Portland’s Failed Lawsuit Shows Where Its Leaders’ True Loyalties Lay

Portland’s Failed Lawsuit Shows Where Its Leaders’ True Loyalties Lay

It’s bad enough the city of Portland wasted time and taxpayer dollars in a hopeless quest to ignore the state’s unequivocal public information laws in the first place. But this spring its attorneys — doing the bidding of the union representing about 600 of the city’s public employees — doubled down by keeping alive a lawsuit they had already lost.

The result was another humiliating setback in court and who knows how much more of the public’s money flushed down the toilet.

A year ago this month, the Freedom Foundation was contacted by a Portland city employee anxious to see his union, Laborers’ International Union of North America (LIUNA) deauthorized.

To help him contact his co-workers with his deauthorization petition, the Freedom Foundation submitted a formal request for the names of Portland city employees in his bargaining unit — by law, a matter of public information.

LIUNA responded by launching a vicious hate mail campaign against the employee. It then contacted Portland’s city attorneys and urged them not to give the records to the Freedom Foundation.

There were only two problems:

First, LIUNA’s hate mail campaign was illegal. Secondly, the Freedom Foundation’s records request was no different from hundreds of prior requests for public employee information with which the city had routinely complied.

Portland proceeded to deny the records request anyway, forcing the Freedom Foundation to file an appeal to the Multnomah County District Attorney, who wasted no time in ordering the release of the records.

The city’s attorneys begrudgingly did as they were told, which should have ended it.

But then, they inexplicably asked the Portland City Council if they could waste even more of the taxpayers’ money by suing Freedom Foundation for making a perfectly valid information request.

When the city council members (even more inexplicably) agreed, a lawsuit was filed.
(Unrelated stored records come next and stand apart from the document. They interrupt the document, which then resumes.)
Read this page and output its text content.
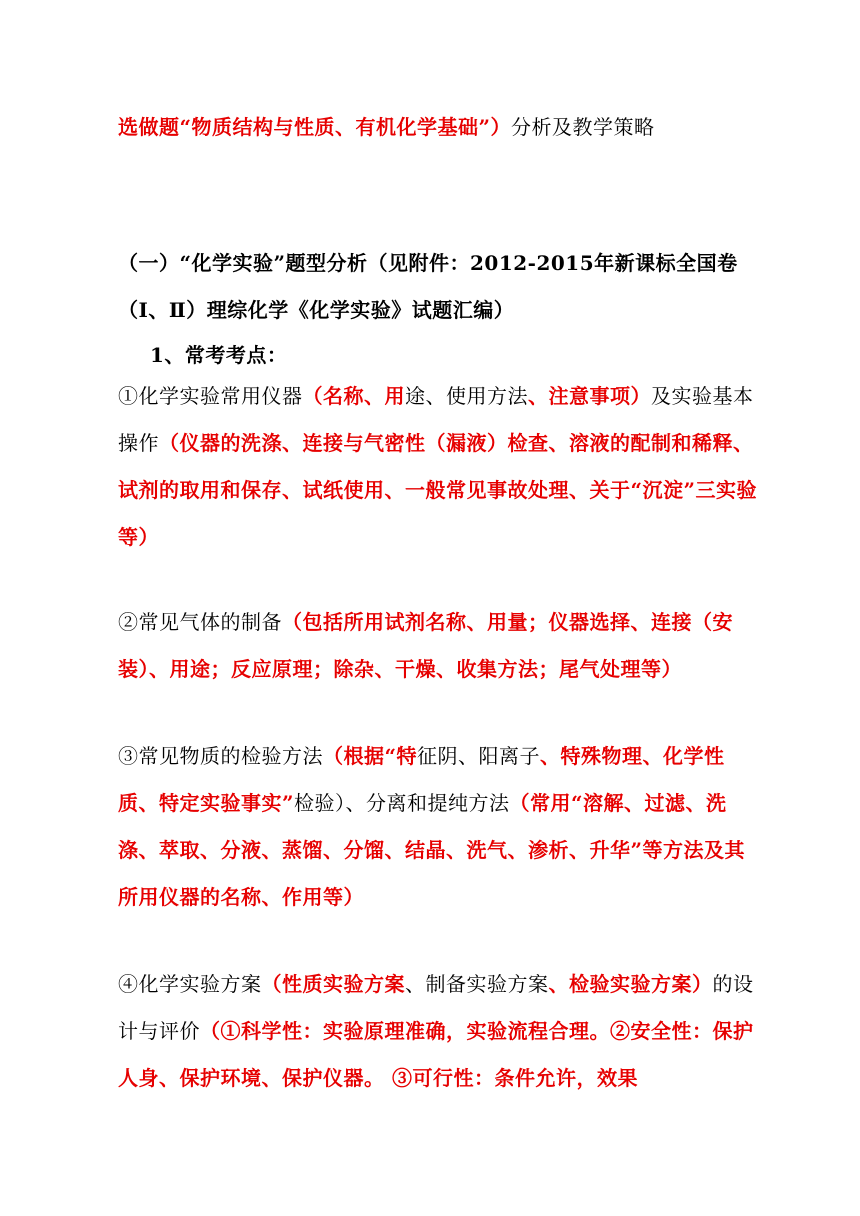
选做题“物质结构与性质、有机化学基础”）分析及教学策略
（一）“化学实验”题型分析（见附件：2012-2015年新课标全国卷（Ⅰ、Ⅱ）理综化学《化学实验》试题汇编）
1、常考考点：
①化学实验常用仪器（名称、用途、使用方法、注意事项）及实验基本操作（仪器的洗涤、连接与气密性（漏液）检查、溶液的配制和稀释、试剂的取用和保存、试纸使用、一般常见事故处理、关于“沉淀”三实验等）
②常见气体的制备（包括所用试剂名称、用量；仪器选择、连接（安装）、用途；反应原理；除杂、干燥、收集方法；尾气处理等）
③常见物质的检验方法（根据“特征阴、阳离子、特殊物理、化学性质、特定实验事实”检验）、分离和提纯方法（常用“溶解、过滤、洗涤、萃取、分液、蒸馏、分馏、结晶、洗气、渗析、升华”等方法及其所用仪器的名称、作用等）
④化学实验方案（性质实验方案、制备实验方案、检验实验方案）的设计与评价（①科学性：实验原理准确，实验流程合理。②安全性：保护人身、保护环境、保护仪器。 ③可行性：条件允许，效果
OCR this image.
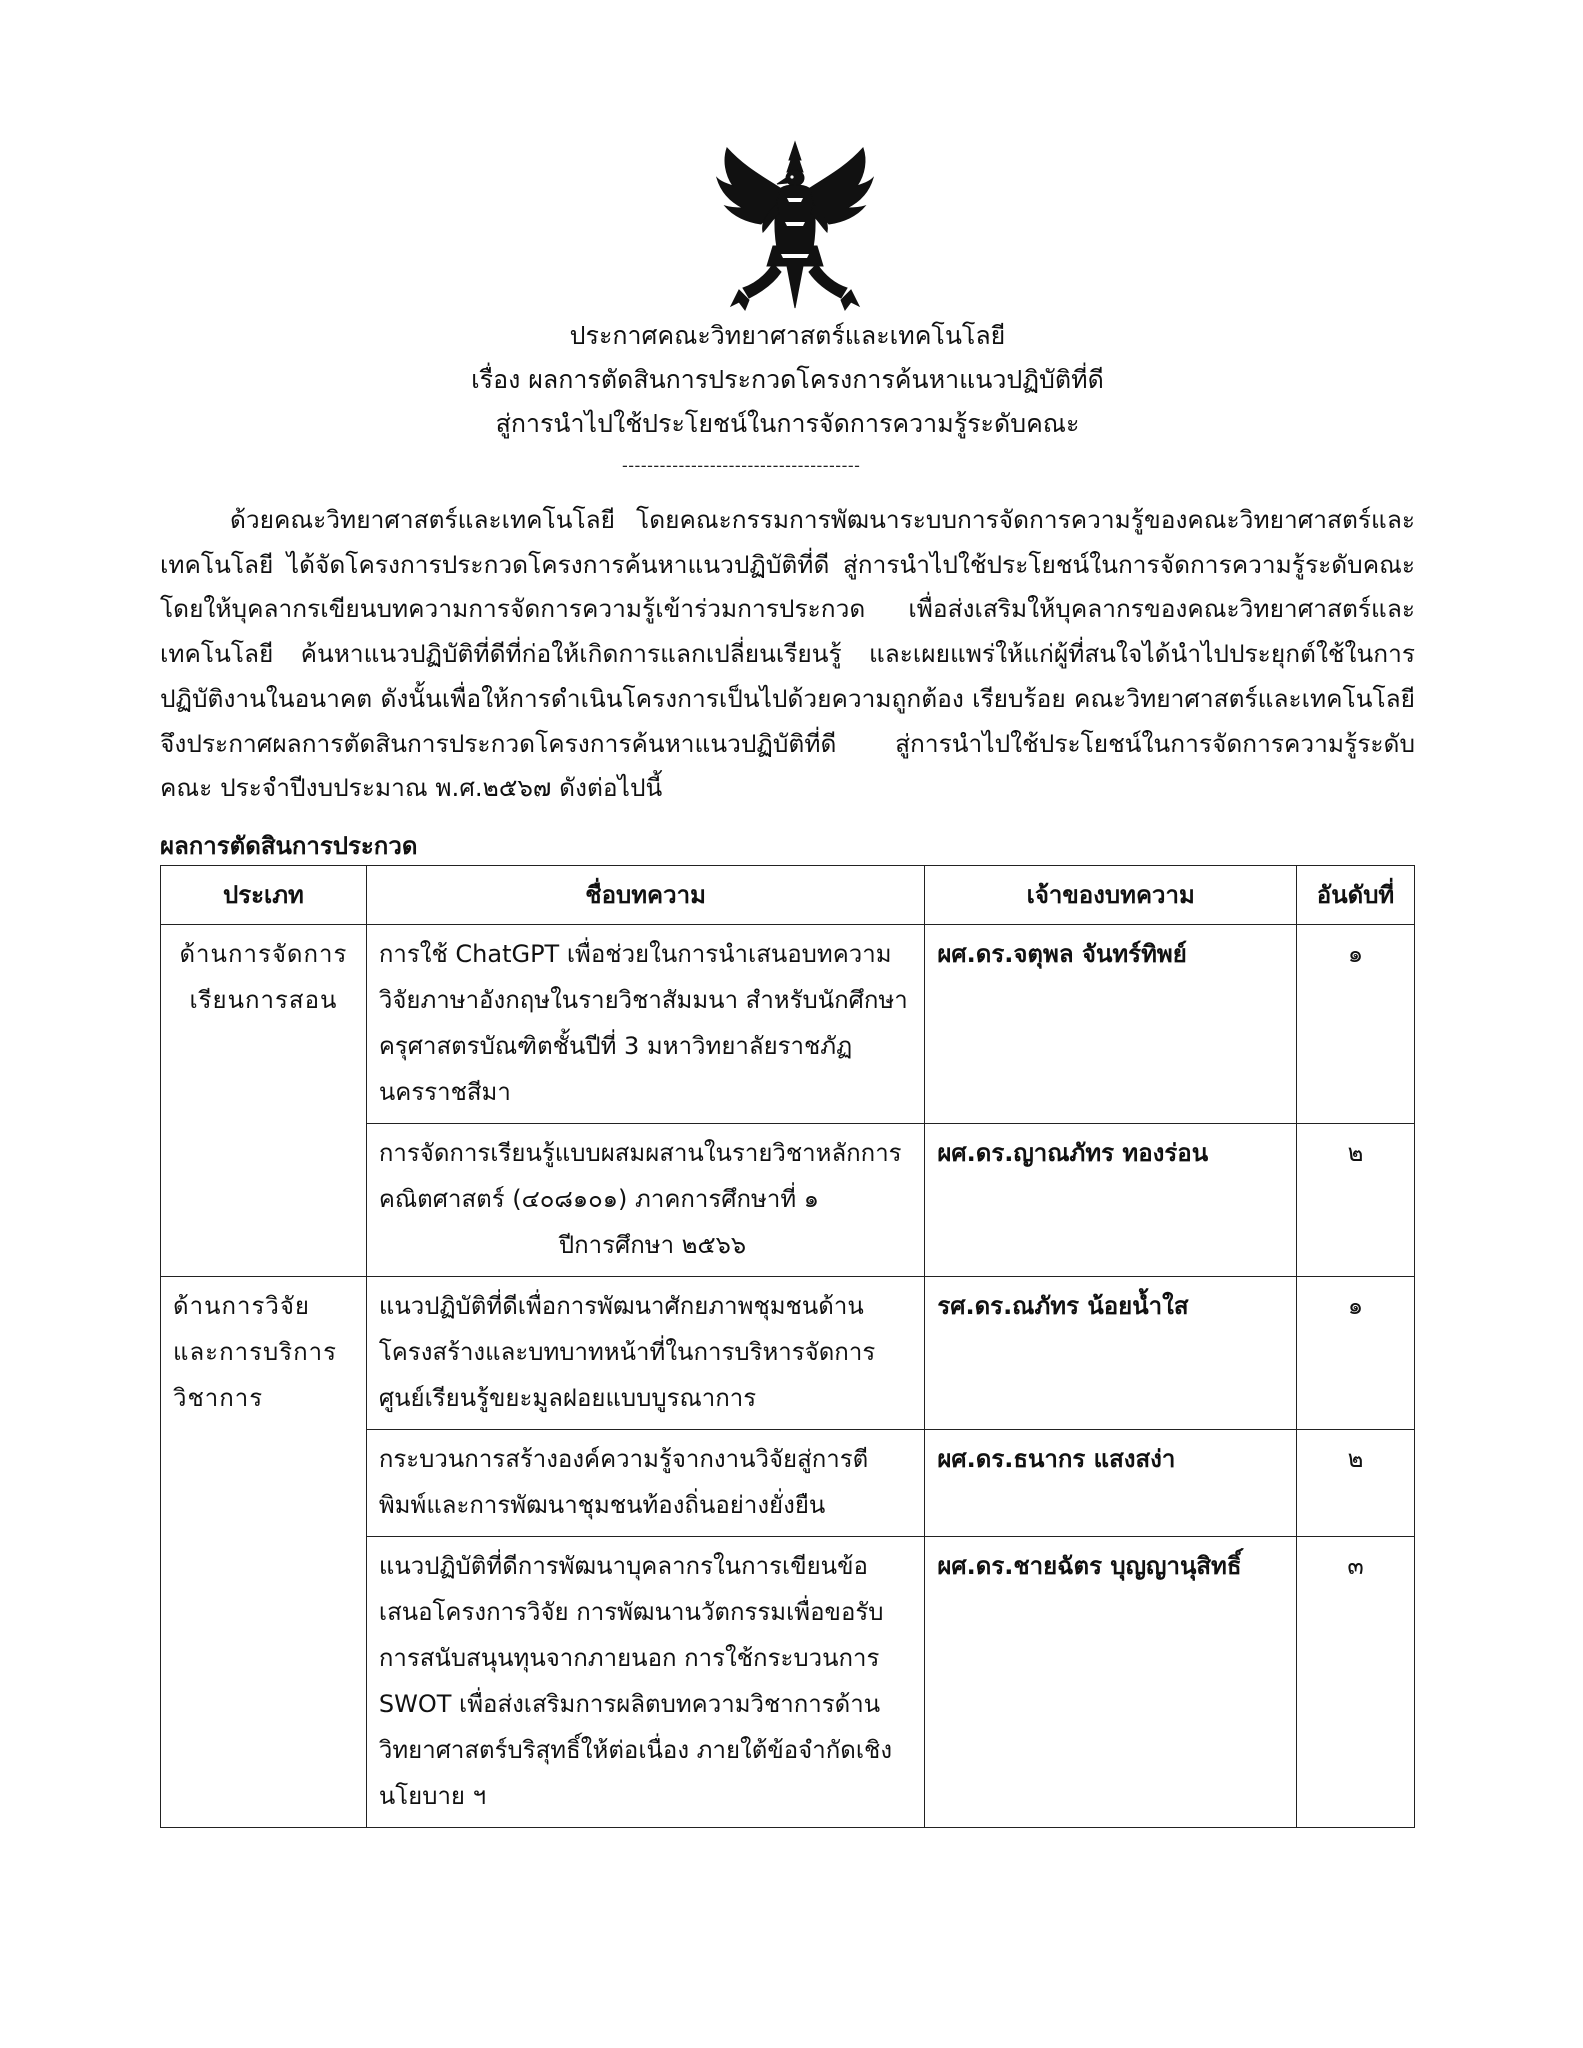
ประกาศคณะวิทยาศาสตร์และเทคโนโลยี
เรื่อง ผลการตัดสินการประกวดโครงการค้นหาแนวปฏิบัติที่ดี
สู่การนำไปใช้ประโยชน์ในการจัดการความรู้ระดับคณะ
--------------------------------------
ด้วยคณะวิทยาศาสตร์และเทคโนโลยี โดยคณะกรรมการพัฒนาระบบการจัดการความรู้ของคณะวิทยาศาสตร์และเทคโนโลยี ได้จัดโครงการประกวดโครงการค้นหาแนวปฏิบัติที่ดี สู่การนำไปใช้ประโยชน์ในการจัดการความรู้ระดับคณะ โดยให้บุคลากรเขียนบทความการจัดการความรู้เข้าร่วมการประกวด เพื่อส่งเสริมให้บุคลากรของคณะวิทยาศาสตร์และเทคโนโลยี ค้นหาแนวปฏิบัติที่ดีที่ก่อให้เกิดการแลกเปลี่ยนเรียนรู้ และเผยแพร่ให้แก่ผู้ที่สนใจได้นำไปประยุกต์ใช้ในการปฏิบัติงานในอนาคต ดังนั้นเพื่อให้การดำเนินโครงการเป็นไปด้วยความถูกต้อง เรียบร้อย คณะวิทยาศาสตร์และเทคโนโลยี จึงประกาศผลการตัดสินการประกวดโครงการค้นหาแนวปฏิบัติที่ดี สู่การนำไปใช้ประโยชน์ในการจัดการความรู้ระดับคณะ ประจำปีงบประมาณ พ.ศ.๒๕๖๗ ดังต่อไปนี้
ผลการตัดสินการประกวด
ประเภท	ชื่อบทความ	เจ้าของบทความ	อันดับที่
ด้านการจัดการเรียนการสอน	การใช้ ChatGPT เพื่อช่วยในการนำเสนอบทความวิจัยภาษาอังกฤษในรายวิชาสัมมนา สำหรับนักศึกษาครุศาสตรบัณฑิตชั้นปีที่ 3 มหาวิทยาลัยราชภัฏนครราชสีมา	ผศ.ดร.จตุพล จันทร์ทิพย์	๑
	การจัดการเรียนรู้แบบผสมผสานในรายวิชาหลักการคณิตศาสตร์ (๔๐๘๑๐๑) ภาคการศึกษาที่ ๑ปีการศึกษา ๒๕๖๖	ผศ.ดร.ญาณภัทร ทองร่อน	๒
ด้านการวิจัยและการบริการวิชาการ	แนวปฏิบัติที่ดีเพื่อการพัฒนาศักยภาพชุมชนด้านโครงสร้างและบทบาทหน้าที่ในการบริหารจัดการศูนย์เรียนรู้ขยะมูลฝอยแบบบูรณาการ	รศ.ดร.ณภัทร น้อยน้ำใส	๑
	กระบวนการสร้างองค์ความรู้จากงานวิจัยสู่การตีพิมพ์และการพัฒนาชุมชนท้องถิ่นอย่างยั่งยืน	ผศ.ดร.ธนากร แสงสง่า	๒
	แนวปฏิบัติที่ดีการพัฒนาบุคลากรในการเขียนข้อเสนอโครงการวิจัย การพัฒนานวัตกรรมเพื่อขอรับการสนับสนุนทุนจากภายนอก การใช้กระบวนการ SWOT เพื่อส่งเสริมการผลิตบทความวิชาการด้านวิทยาศาสตร์บริสุทธิ์ให้ต่อเนื่อง ภายใต้ข้อจำกัดเชิงนโยบาย ฯ	ผศ.ดร.ชายฉัตร บุญญานุสิทธิ์	๓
Unsurprisingly, it failed.

In his exasperated dismissal order, Multnomah County Circuit Court Judge Thomas Christ couldn’t help focusing on the absurdity of the case, writing:

“The city brought this action under ORS 192.411(2) after the district attorney ordered it to “promptly disclose” records requested by the Freedom Foundation, which the city had withheld. I have jurisdiction under ORS 192.411(1) to enjoin the city from continuing to withhold the records. But at this point, there is nothing to enjoin… The city says that it has produced all of the records covered by the request, and the

foundation agrees… You’d think the city would be happy with that outcome, but it’s not… That leaves me nothing to do but deny the city’s motion…”
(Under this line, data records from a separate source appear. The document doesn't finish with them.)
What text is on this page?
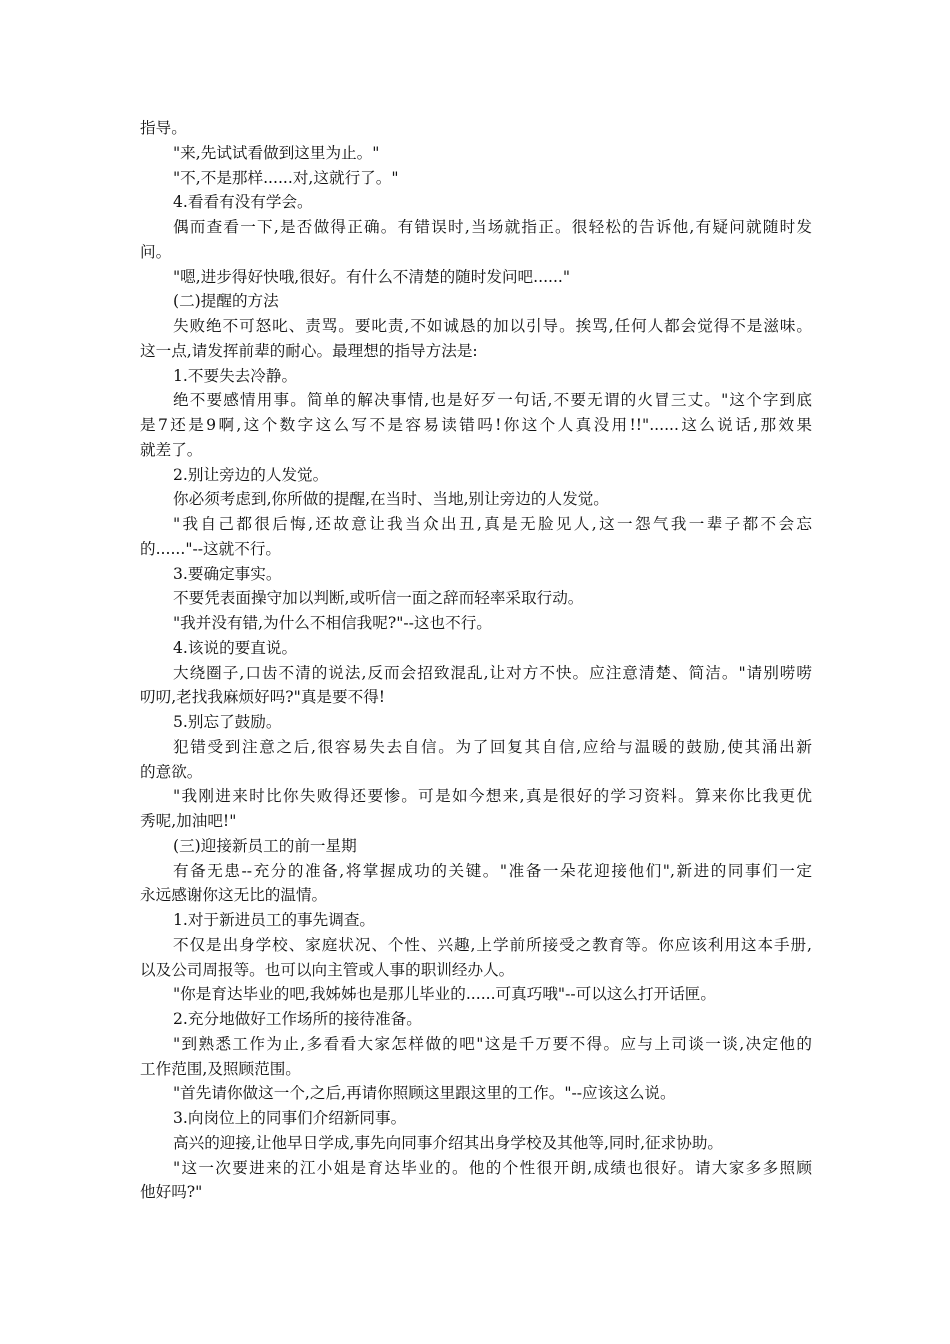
指导。
"来,先试试看做到这里为止。"
"不,不是那样......对,这就行了。"
4.看看有没有学会。
偶而查看一下,是否做得正确。有错误时,当场就指正。很轻松的告诉他,有疑问就随时发
问。
"嗯,进步得好快哦,很好。有什么不清楚的随时发问吧......"
(二)提醒的方法
失败绝不可怒叱、责骂。要叱责,不如诚恳的加以引导。挨骂,任何人都会觉得不是滋味。
这一点,请发挥前辈的耐心。最理想的指导方法是:
1.不要失去冷静。
绝不要感情用事。简单的解决事情,也是好歹一句话,不要无谓的火冒三丈。"这个字到底
是7还是9啊,这个数字这么写不是容易读错吗!你这个人真没用!!"......这么说话,那效果
就差了。
2.别让旁边的人发觉。
你必须考虑到,你所做的提醒,在当时、当地,别让旁边的人发觉。
"我自己都很后悔,还故意让我当众出丑,真是无脸见人,这一怨气我一辈子都不会忘
的......"--这就不行。
3.要确定事实。
不要凭表面操守加以判断,或听信一面之辞而轻率采取行动。
"我并没有错,为什么不相信我呢?"--这也不行。
4.该说的要直说。
大绕圈子,口齿不清的说法,反而会招致混乱,让对方不快。应注意清楚、简洁。"请别唠唠
叨叨,老找我麻烦好吗?"真是要不得!
5.别忘了鼓励。
犯错受到注意之后,很容易失去自信。为了回复其自信,应给与温暖的鼓励,使其涌出新
的意欲。
"我刚进来时比你失败得还要惨。可是如今想来,真是很好的学习资料。算来你比我更优
秀呢,加油吧!"
(三)迎接新员工的前一星期
有备无患--充分的准备,将掌握成功的关键。"准备一朵花迎接他们",新进的同事们一定
永远感谢你这无比的温情。
1.对于新进员工的事先调查。
不仅是出身学校、家庭状况、个性、兴趣,上学前所接受之教育等。你应该利用这本手册,
以及公司周报等。也可以向主管或人事的职训经办人。
"你是育达毕业的吧,我姊姊也是那儿毕业的......可真巧哦"--可以这么打开话匣。
2.充分地做好工作场所的接待准备。
"到熟悉工作为止,多看看大家怎样做的吧"这是千万要不得。应与上司谈一谈,决定他的
工作范围,及照顾范围。
"首先请你做这一个,之后,再请你照顾这里跟这里的工作。"--应该这么说。
3.向岗位上的同事们介绍新同事。
高兴的迎接,让他早日学成,事先向同事介绍其出身学校及其他等,同时,征求协助。
"这一次要进来的江小姐是育达毕业的。他的个性很开朗,成绩也很好。请大家多多照顾
他好吗?"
LIUNA’s rationale was clear. Its leaders didn’t mind the city filing an unwinnable lawsuit because, while the failure cost the residents of Portland tens of thousands of dollars, the union paid nothing. More importantly, the union hoped to bleed the resources of the Freedom Foundation which, unlike the city, can’t ask the taxpayers to pay for its irresponsibility.

The punch line is, the city was ordered to compensate the Freedom Foundation for its legal expenses.

So at the end of the day, it’s worth counting up the score:

  1. The Freedom Foundation received the records;
  2. the Freedom Foundation won the lawsuit;
  3. Portland paid more than $22,000 to the Freedom Foundation in attorney’s fees;
  4. the Freedom Foundation proved LIUNA guilty of violating worker’s rights; and,
  5. the Portland city employees were granted the freedom they wanted all along after the U.S. Supreme Court’s ruling in Janus v. AFSCME.

Unfortunately, the people of Portland were betrayed by their elected leaders and city staff, whose actions once again clearly showed their primary loyalty is to the special interests that pull their strings rather than the constituents who elected them or the ideals of open, honest government — let alone the laws and constitution they gave their solemn oath to preserve.